Angie Chen


Major: Criminal Justice

Thesis Advisor: Professor Demosthenes Long, Ed.D, JD

Document Type



The research questions that this thesis explored were “Why the Reid Technique is Ineffective for Law Enforcement Interrogations?” and “How a Non-Accusatory Model of Interview Can Be Applied in Law Enforcement Interviews in the United States.” In recent years, the harmful effects of using a confrontational, adversarial interrogation method, such as the Reid technique, have emerged. These interrogation methods are based on pseudoscience. The effects of these types of interrogation methods can include psychological harm and false confessions. Professionals and officials in the law enforcement field are exploring new options for interviewing including non-accusatory methods such as the PEACE model. A non-accusatory method of interviewing can aid in obtaining more information while mitigating the risks of an accusatory method.

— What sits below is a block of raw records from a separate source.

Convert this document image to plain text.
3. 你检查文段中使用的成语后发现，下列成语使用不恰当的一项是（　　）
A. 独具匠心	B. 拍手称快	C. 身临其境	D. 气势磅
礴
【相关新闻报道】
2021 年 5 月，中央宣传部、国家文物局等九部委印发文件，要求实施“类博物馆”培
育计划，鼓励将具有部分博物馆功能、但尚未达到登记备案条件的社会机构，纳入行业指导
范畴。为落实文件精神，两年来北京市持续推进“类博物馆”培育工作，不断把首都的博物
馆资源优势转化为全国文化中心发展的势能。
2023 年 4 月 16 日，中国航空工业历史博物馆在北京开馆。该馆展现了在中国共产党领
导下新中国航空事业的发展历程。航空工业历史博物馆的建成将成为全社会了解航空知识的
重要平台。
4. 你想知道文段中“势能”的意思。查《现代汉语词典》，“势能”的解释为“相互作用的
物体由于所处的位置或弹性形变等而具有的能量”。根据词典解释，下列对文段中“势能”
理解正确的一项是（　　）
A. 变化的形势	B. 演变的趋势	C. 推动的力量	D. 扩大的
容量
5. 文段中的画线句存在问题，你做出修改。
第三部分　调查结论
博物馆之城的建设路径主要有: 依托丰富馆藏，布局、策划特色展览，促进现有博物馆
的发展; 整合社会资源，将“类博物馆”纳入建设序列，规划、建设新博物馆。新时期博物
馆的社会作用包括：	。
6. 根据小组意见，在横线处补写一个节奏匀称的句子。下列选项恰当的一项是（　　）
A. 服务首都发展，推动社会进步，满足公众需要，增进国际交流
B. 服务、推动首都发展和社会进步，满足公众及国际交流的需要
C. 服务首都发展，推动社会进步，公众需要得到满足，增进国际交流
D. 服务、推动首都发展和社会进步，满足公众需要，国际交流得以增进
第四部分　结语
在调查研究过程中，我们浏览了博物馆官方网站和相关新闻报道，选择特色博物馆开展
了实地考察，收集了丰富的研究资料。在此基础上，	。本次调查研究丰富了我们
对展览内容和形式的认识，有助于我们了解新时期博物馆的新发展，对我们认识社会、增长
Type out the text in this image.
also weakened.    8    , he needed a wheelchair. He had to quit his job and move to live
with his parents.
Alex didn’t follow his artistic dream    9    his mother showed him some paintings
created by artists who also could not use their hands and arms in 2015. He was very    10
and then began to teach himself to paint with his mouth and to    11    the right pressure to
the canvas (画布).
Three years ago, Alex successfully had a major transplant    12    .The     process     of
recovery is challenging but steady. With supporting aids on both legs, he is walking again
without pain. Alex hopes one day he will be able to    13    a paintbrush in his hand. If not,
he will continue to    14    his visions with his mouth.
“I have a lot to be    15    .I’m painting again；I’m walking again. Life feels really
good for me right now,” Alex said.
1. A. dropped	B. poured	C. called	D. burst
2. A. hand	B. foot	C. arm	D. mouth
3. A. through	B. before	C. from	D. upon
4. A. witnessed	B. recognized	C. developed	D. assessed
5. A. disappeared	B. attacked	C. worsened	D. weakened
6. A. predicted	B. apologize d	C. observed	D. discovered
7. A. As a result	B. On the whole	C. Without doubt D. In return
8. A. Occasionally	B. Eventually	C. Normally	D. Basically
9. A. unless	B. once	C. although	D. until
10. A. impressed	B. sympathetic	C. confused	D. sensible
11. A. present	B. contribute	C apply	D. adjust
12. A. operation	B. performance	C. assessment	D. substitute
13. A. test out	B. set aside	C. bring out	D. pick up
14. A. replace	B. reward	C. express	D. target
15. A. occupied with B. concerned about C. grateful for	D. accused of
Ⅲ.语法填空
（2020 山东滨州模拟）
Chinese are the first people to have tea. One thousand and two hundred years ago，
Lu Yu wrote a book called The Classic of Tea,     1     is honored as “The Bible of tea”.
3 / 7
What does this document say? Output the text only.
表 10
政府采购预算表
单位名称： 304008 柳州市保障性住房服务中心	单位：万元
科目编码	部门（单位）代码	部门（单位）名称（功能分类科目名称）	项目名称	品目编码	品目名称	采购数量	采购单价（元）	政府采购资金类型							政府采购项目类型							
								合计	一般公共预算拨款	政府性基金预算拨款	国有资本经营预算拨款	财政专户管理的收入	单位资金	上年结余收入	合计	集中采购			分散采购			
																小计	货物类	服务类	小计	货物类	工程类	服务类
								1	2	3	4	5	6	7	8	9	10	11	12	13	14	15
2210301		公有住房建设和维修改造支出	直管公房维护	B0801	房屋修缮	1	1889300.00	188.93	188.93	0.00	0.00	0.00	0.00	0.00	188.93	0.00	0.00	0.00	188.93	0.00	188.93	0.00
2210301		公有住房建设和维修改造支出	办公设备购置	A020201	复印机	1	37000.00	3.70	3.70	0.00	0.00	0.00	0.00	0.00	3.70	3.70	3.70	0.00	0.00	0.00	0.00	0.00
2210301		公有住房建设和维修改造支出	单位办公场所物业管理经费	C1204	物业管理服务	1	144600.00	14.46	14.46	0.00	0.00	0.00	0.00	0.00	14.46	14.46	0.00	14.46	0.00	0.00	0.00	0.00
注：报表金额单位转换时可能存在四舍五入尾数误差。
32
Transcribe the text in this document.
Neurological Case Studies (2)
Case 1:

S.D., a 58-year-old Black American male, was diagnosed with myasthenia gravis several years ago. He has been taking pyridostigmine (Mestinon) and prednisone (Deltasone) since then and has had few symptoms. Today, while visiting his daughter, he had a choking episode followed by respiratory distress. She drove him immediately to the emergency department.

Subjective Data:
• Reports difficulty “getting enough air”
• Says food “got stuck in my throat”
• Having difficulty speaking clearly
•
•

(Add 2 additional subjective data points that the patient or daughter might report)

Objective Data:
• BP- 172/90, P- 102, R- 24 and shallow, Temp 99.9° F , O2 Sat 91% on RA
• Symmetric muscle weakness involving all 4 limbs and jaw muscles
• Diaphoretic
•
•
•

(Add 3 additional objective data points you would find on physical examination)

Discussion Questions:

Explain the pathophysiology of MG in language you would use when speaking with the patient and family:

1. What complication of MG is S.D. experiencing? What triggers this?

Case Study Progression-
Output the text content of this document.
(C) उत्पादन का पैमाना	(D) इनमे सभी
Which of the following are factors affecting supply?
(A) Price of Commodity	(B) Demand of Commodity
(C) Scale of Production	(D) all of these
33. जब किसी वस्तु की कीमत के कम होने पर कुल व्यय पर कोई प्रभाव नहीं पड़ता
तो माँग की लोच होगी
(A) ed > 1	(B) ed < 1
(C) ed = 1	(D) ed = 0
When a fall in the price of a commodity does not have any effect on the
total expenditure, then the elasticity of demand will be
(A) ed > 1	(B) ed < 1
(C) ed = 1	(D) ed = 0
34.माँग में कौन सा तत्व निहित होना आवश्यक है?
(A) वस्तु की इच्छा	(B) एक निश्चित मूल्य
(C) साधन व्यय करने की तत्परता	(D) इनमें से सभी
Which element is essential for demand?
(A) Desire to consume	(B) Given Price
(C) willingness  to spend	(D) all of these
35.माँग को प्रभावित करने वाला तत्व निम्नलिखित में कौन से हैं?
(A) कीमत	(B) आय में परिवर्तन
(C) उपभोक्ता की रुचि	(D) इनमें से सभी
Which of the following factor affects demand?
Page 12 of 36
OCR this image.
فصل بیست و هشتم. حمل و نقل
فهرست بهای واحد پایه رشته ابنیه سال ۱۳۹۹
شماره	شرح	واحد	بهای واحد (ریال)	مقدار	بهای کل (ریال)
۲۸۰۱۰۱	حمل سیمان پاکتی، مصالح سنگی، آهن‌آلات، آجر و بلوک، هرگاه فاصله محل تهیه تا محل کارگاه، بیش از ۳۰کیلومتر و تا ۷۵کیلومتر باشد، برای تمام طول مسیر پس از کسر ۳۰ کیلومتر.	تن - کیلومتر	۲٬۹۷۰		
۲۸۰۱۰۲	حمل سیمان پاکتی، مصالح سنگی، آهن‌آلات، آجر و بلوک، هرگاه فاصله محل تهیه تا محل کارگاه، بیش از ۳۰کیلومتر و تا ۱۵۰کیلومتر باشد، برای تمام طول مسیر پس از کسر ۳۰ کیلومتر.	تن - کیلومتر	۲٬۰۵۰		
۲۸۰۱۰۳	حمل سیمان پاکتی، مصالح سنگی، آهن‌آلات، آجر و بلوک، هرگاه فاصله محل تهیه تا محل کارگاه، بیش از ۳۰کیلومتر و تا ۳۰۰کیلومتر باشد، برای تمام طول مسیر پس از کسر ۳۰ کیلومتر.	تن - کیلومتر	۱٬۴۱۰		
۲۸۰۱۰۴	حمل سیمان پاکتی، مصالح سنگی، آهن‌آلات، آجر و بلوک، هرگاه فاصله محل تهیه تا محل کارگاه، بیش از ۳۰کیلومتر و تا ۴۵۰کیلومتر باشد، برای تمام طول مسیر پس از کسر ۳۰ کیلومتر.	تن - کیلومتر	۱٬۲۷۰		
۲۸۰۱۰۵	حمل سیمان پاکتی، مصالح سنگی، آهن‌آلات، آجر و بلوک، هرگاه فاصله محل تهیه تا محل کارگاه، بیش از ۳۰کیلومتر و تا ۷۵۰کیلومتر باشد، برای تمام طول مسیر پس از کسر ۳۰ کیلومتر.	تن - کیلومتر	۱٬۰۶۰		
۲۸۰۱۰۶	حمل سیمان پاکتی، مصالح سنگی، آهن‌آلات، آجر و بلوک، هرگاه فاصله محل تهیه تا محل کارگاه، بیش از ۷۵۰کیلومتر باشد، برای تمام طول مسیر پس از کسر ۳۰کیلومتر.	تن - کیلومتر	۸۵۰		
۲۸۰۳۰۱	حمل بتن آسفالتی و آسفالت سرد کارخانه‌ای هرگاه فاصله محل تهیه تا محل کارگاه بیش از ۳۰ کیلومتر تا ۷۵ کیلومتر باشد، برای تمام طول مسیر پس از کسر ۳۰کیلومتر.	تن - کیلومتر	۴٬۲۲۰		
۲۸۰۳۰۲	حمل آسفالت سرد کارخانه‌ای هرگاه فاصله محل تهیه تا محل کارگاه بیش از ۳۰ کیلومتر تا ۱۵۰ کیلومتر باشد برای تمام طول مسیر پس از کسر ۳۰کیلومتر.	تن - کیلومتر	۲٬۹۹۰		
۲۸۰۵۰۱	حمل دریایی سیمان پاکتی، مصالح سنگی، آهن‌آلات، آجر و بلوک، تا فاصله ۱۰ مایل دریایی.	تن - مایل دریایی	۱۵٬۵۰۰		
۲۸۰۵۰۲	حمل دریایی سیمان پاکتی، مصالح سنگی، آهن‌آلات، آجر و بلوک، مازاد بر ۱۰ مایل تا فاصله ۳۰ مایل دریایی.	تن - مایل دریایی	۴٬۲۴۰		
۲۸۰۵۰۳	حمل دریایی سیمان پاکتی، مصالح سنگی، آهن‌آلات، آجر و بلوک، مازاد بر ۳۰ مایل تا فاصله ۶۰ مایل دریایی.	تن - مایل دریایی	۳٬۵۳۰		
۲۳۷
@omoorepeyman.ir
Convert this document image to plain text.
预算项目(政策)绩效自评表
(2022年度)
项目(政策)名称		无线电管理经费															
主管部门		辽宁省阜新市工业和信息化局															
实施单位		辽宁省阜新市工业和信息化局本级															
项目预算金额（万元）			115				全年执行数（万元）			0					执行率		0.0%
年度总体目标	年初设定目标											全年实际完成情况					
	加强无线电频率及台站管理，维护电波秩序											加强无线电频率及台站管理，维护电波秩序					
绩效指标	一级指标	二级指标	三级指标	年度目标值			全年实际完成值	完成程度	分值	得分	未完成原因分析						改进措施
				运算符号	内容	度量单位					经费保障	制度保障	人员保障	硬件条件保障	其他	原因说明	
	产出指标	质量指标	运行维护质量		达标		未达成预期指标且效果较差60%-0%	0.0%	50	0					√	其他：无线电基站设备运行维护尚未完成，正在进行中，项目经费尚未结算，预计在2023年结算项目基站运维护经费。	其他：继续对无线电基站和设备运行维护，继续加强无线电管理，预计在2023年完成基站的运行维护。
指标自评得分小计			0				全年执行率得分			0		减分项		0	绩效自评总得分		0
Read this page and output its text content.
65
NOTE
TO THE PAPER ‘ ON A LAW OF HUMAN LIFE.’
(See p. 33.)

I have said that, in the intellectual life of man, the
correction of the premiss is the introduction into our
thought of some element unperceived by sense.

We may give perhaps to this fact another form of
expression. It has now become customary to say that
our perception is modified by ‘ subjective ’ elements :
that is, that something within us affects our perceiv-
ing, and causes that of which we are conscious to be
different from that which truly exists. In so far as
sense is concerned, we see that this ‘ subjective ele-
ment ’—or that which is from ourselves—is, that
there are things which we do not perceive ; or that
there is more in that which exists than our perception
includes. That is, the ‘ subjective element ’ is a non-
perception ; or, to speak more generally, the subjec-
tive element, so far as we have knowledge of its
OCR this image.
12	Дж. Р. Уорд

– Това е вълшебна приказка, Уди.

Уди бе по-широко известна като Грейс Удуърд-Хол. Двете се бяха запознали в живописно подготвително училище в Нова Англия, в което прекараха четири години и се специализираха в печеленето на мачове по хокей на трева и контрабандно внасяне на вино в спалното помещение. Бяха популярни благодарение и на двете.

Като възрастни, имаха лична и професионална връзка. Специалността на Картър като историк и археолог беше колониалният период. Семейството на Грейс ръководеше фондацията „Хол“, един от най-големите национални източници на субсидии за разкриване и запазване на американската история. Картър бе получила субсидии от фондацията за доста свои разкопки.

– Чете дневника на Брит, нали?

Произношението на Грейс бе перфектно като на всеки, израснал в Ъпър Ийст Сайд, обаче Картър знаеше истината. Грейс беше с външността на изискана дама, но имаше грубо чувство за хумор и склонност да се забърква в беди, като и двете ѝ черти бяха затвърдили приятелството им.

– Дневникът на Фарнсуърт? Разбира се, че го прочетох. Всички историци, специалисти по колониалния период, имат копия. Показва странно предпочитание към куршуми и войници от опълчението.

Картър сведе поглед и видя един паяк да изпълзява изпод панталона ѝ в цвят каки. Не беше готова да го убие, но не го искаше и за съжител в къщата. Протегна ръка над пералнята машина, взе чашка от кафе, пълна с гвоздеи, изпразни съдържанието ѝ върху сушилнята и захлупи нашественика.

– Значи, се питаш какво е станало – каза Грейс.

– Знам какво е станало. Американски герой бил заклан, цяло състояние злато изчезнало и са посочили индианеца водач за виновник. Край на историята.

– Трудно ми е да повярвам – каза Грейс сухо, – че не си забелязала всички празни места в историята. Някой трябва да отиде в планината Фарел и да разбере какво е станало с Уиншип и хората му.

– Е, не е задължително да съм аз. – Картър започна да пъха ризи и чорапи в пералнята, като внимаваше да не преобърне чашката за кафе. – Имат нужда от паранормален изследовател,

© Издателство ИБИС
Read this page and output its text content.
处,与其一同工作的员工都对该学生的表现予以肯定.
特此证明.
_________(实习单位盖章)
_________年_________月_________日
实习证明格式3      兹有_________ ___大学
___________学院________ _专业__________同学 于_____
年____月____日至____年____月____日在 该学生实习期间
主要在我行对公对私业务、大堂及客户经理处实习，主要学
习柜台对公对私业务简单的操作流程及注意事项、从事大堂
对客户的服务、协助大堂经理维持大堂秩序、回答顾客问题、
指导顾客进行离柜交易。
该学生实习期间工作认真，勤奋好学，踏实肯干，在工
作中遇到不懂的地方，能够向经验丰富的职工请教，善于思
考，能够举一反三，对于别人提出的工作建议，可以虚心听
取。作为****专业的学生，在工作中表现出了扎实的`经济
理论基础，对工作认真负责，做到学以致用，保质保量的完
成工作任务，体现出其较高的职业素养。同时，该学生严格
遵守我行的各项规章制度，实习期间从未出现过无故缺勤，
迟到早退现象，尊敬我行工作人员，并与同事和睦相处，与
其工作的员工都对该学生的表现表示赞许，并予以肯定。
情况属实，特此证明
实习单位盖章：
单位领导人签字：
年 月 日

To explore these questions, interviews were conducted with Dr. Brent Snook and Mr. David Thompson. Dr. Snook is an academic that researches how science can be applied to the criminal justice system including in interviews and interrogations. Mr. Thompson is the Vice President of Operations for Wicklander-Zulawski, an investigative and consulting company that focuses on utilizing non-accusatory methods of interviewing. From these interviews, Dr. Snook and Mr. Thompson confirmed what has been published about the Reid technique and how it is an ineffective technique to use in modern law enforcement interviews. The PEACE model of interviewing is a model based in science that can be applied to law enforcement agencies in the U.S. The adoption of non-accusatory methods in certain U.S. law enforcement agencies suggest that change is possible. This adoption can be accelerated if a federal mandate is created that requires U.S. law enforcement agencies to adopt a non-accusatory method of interviewing like the PEACE model and discontinue use of accusatory methods such as the Reid technique.